EDITORIAL


https://doi.org/10.5005/jp-journals-10071-24394
Indian Journal of Critical Care Medicine
Volume 27 | Issue 1 | Year 2023

Multidrug Resistance: The Growing Menace in PICU


Shrishu R Kamathhttps://orcid.org/0000-0002-8030-1094

Department of Pediatric Intensive Care Unit, SIMS Hospital, Chennai, Tamil Nadu, India

Corresponding Author: Shrishu R Kamath, Department of Pediatric Intensive Care Unit, SIMS Hospital, Chennai, Tamil Nadu, India, Phone: +91 44-42010123, e-mail: shrishu@yahoo.com

How to cite this article: Kamath SR. Multidrug Resistance: The Growing Menace in PICU. Indian J Crit Care Med 2023;27(1):6–7.

Source of support: Nil

Conflict of interest: None

Received on: 26 December 2022; Accepted on: 27 December 2022; Published on: 31 December 2022

Keywords: Antimicrobial agents, Antibiotic stewardship, Multidrug resistance.

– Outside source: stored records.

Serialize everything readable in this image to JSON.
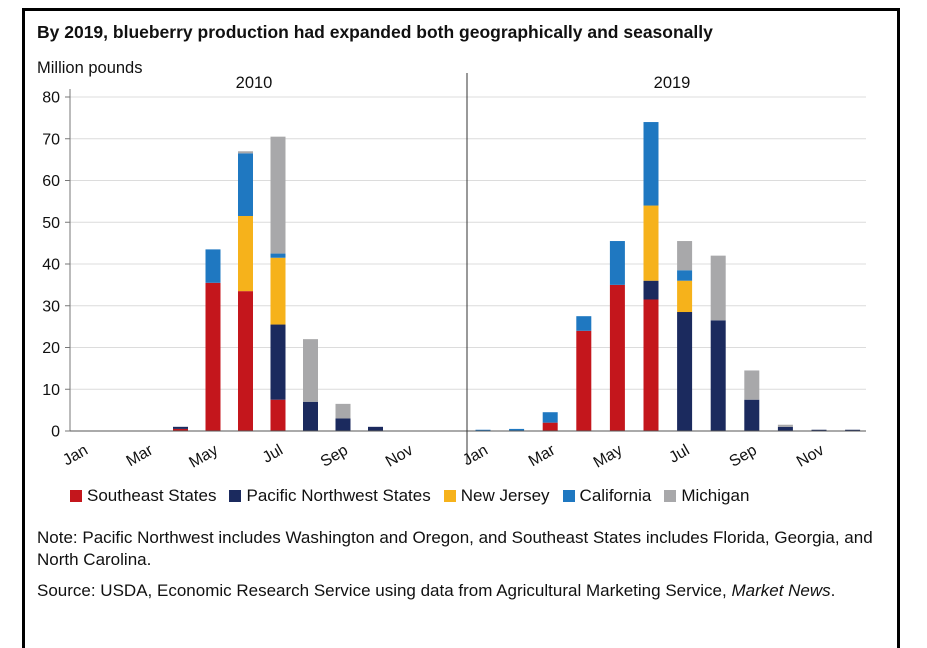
{
  "title": "By 2019, blueberry production had expanded both geographically and seasonally",
  "legend": [
    {
      "name": "Southeast States",
      "color": "#c4161c"
    },
    {
      "name": "Pacific Northwest States",
      "color": "#1b2a5e"
    },
    {
      "name": "New Jersey",
      "color": "#f6b21b"
    },
    {
      "name": "California",
      "color": "#1f78c1"
    },
    {
      "name": "Michigan",
      "color": "#a8a8aa"
    }
  ],
  "note": "Note: Pacific Northwest includes Washington and Oregon, and Southeast States includes Florida, Georgia, and North Carolina.",
  "source_prefix": "Source: USDA, Economic Research Service using data from Agricultural Marketing Service,",
  "source_italic": "Market News",
  "source_suffix": ".",
  "chart_data": {
    "type": "bar",
    "stacked": true,
    "ylabel": "Million pounds",
    "ylim": [
      0,
      80
    ],
    "yticks": [
      0,
      10,
      20,
      30,
      40,
      50,
      60,
      70,
      80
    ],
    "grid": true,
    "categories": [
      "Jan",
      "Feb",
      "Mar",
      "Apr",
      "May",
      "Jun",
      "Jul",
      "Aug",
      "Sep",
      "Oct",
      "Nov",
      "Dec"
    ],
    "tick_labels": [
      "Jan",
      "Mar",
      "May",
      "Jul",
      "Sep",
      "Nov"
    ],
    "panels": [
      {
        "title": "2010",
        "series": [
          {
            "name": "Southeast States",
            "values": [
              0,
              0,
              0,
              0.5,
              35.5,
              33.5,
              7.5,
              0,
              0,
              0,
              0,
              0
            ]
          },
          {
            "name": "Pacific Northwest States",
            "values": [
              0,
              0,
              0,
              0.5,
              0,
              0,
              18,
              7,
              3,
              1,
              0,
              0
            ]
          },
          {
            "name": "New Jersey",
            "values": [
              0,
              0,
              0,
              0,
              0,
              18,
              16,
              0,
              0,
              0,
              0,
              0
            ]
          },
          {
            "name": "California",
            "values": [
              0,
              0,
              0,
              0,
              8,
              15,
              1,
              0,
              0,
              0,
              0,
              0
            ]
          },
          {
            "name": "Michigan",
            "values": [
              0,
              0,
              0,
              0,
              0,
              0.5,
              28,
              15,
              3.5,
              0,
              0,
              0
            ]
          }
        ]
      },
      {
        "title": "2019",
        "series": [
          {
            "name": "Southeast States",
            "values": [
              0,
              0,
              2,
              24,
              35,
              31.5,
              0,
              0,
              0,
              0,
              0,
              0
            ]
          },
          {
            "name": "Pacific Northwest States",
            "values": [
              0,
              0,
              0,
              0,
              0,
              4.5,
              28.5,
              26.5,
              7.5,
              1,
              0.3,
              0.3
            ]
          },
          {
            "name": "New Jersey",
            "values": [
              0,
              0,
              0,
              0,
              0,
              18,
              7.5,
              0,
              0,
              0,
              0,
              0
            ]
          },
          {
            "name": "California",
            "values": [
              0.3,
              0.5,
              2.5,
              3.5,
              10.5,
              20,
              2.5,
              0,
              0,
              0,
              0,
              0
            ]
          },
          {
            "name": "Michigan",
            "values": [
              0,
              0,
              0,
              0,
              0,
              0,
              7,
              15.5,
              7,
              0.5,
              0,
              0
            ]
          }
        ]
      }
    ]
  }
}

Antibiotic resistance in bacteria is obtained through various mechanisms, either genetic or acquired. Antibiotic resistance is a problem that plagues every ICU irrespective of the types of cases in it. These “superbugs” with antimicrobial resistance have emerged as one of the leading public health threats of the 21st century. The Review on Antimicrobial Resistance, commissioned by the UK Government, argued that AMR could cause an overall mortality of 10 million people per year by 2050. The spread of MDR organisms is an urgent issue requiring a global, coordinated action plan to address.15

Most antibiotic resistance is hospital-acquired, but few types of resistance are even passed on to community-acquired organisms—this is quite alarming. The ICU is the epicenter of this crisis of antimicrobial resistance in hospitalized patients, and the number of these bacteria is increasing with each passing day.

Newborn babies, infants, and children are substantially affected by antimicrobial resistance. Globally, infectious diseases remain a major cause of morbidity and mortality in children, and an estimated 2,14,000 newborn babies died from drug-resistant bacterial infections in 2015. The evidences supporting pediatric MDR infections compared to adults are very few.6,7

In the current issue of the journal, Patel et al. describe the incidence of MDR organisms in pediatric patients admitted to neurointensive care.8 They report 17.3/1000 patient days as the overall incidence of MDR infections in pediatric patients admitted to neurointensive care. MDR Klebsiella pneumoniae was the commonest pathogen (38.7%) isolated in this study followed by MDR Pseudomonas aeruginosa (22.5%) and MDR Escherichia coli (12.9%). The factors they associate include the length of stay in the neurosurgical ICU, ventilation >5 days duration with cardiac and respiratory comorbidities, and invasive emergency surgery with poor nutrition status. They also cite that the relatively underdeveloped immune system may be a factor for the same.

This incidence is concerning as children acquiring MDR infection will have prolonged stays and this itself will set a vicious cycle. The use of invasive medical devices and surgical interventions increases the risk of HAI. Advocating an antibiotic regulation policy will help in decreasing the incidence of MDR bugs. Implementing an Antibiotic Stewardship Program (ASP) to a large extent helps in regulating the use of high-end antibiotics in the ICU. The implementation of this program is not very easy especially when multiple caregivers are looking after a sick child. The process of de-escalation plays a key role in helping the use of these antibiotics for fewer days and thus preventing the development of MDR organisms. Narrowing the spectrum after the culture report especially is one of the ways that helps in de-escalation. Biomarkers may largely aid in better implementation of ASP.9

In low- and middle-income countries, implementation of ASP is an uphill task. The common practice for the management of infections in low-resource settings involves symptom-based and endemicity-guided diagnosis, and the subsequent prescription of broad-spectrum antimicrobials for unconfirmed infections. Lack of access to essential diagnostics, shortage of skilled laboratory personnel, and high cost and long turn-around times exacerbate diagnostic insufficiency in these countries. Thus, ineffective diagnostic stewardship leads to antimicrobial misuse.1013

Hand hygiene, screening and identifying patients who are at risk, implementation of ICU bundles, and surface cleaning are the main prongs of prevention of ICU infections. Implementation of these is a major uphill task and doctors are mostly the main culprits who fail to implement these. A united front against this current pandemic is necessary and we need to curtail our antibiotic usage as early as possible.

To conclude, the present study sheds light on the incidence of drug resistance in a very select type of pediatric neurosurgical ICU. The incidence is alarming and all measures should be taken to contain and eliminate these infections to prevent morbidity and mortality in children.